II- Constituem elementos atendíveis na procura da intenção e vontade do declarante circunstâncias de índole diversa, indicando-se a título exemplificativo «os termos do negócio; os interesses que nele estão em jogo (e a consideração de qual seja o mais razoável tratamento); finalidade prosseguida pelo declarante; as negociações prévias; as precedentes relações negociais entre as partes; hábitos do declarante; e os usos da prática, em matéria terminológica”

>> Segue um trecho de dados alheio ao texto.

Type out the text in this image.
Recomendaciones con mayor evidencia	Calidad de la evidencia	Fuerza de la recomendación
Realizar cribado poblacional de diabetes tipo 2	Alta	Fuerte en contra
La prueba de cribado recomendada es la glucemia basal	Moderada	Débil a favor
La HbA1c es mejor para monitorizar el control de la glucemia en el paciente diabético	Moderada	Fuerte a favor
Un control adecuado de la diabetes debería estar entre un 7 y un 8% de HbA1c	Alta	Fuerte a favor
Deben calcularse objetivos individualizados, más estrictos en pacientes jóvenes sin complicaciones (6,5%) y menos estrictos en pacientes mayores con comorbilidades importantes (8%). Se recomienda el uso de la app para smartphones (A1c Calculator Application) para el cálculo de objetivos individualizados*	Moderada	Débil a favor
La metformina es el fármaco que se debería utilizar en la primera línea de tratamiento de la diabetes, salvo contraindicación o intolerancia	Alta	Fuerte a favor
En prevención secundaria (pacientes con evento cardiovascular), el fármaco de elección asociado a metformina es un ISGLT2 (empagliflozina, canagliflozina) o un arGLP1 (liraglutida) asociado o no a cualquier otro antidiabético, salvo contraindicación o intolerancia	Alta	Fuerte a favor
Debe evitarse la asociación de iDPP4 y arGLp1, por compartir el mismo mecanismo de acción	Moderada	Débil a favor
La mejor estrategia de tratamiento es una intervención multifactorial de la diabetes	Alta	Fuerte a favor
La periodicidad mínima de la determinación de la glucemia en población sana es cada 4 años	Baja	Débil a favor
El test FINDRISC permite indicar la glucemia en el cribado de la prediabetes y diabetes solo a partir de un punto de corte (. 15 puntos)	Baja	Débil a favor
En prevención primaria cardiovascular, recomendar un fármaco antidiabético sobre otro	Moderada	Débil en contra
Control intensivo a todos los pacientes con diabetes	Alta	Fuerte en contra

III- Deve-se entender que as partes visaram estipular uma garantia “on first demand” ou “à primeira solicitação ou interpelação” quando, naquela sede interpretativa, se conclui que, apesar do texto do contrato não conter os termos ou expressões habitualmente usadas na prática para traduzir uma tal vontade de pagamento imediato a simples pedido do beneficiário, o banco deixa entender em carta enviada à outra parte que foi essa a sua vontade ao consignar: “Sem prejuízo da natureza jurídica que decorre da garantia emitida no âmbito da qual o banco se obriga a pagar os valores garantidos ao primeiro pedido do beneficiário.”

IV- Outros elementos decisivos de interpretação da garantia, abonatórios dessa solução, são também o estatuto do beneficiário, a natureza do contrato que subjaz à prestação da garantia (empreitada pública), e o regime jurídico das empreitadas de Obras Públicas do citado Dec-Lei nº. 59/99 (o vigente à data)”.
Decisão Texto Integral:

Acordam no Tribunal da Relação de Guimarães

I. O Banco X, S.A., Sociedade Aberta, deduziu oposição à execução que lhe moveu o Município A, alegando, no essencial, que o accionamento da garantia dada à execução não pode basear-se na mera estimativa do valor de uma obrigação, mas sim no valor despendido pela beneficiária, por recusa do seu cumprimento por parte da ordenadora, e só então poderá haver lugar ao pedido de reembolso.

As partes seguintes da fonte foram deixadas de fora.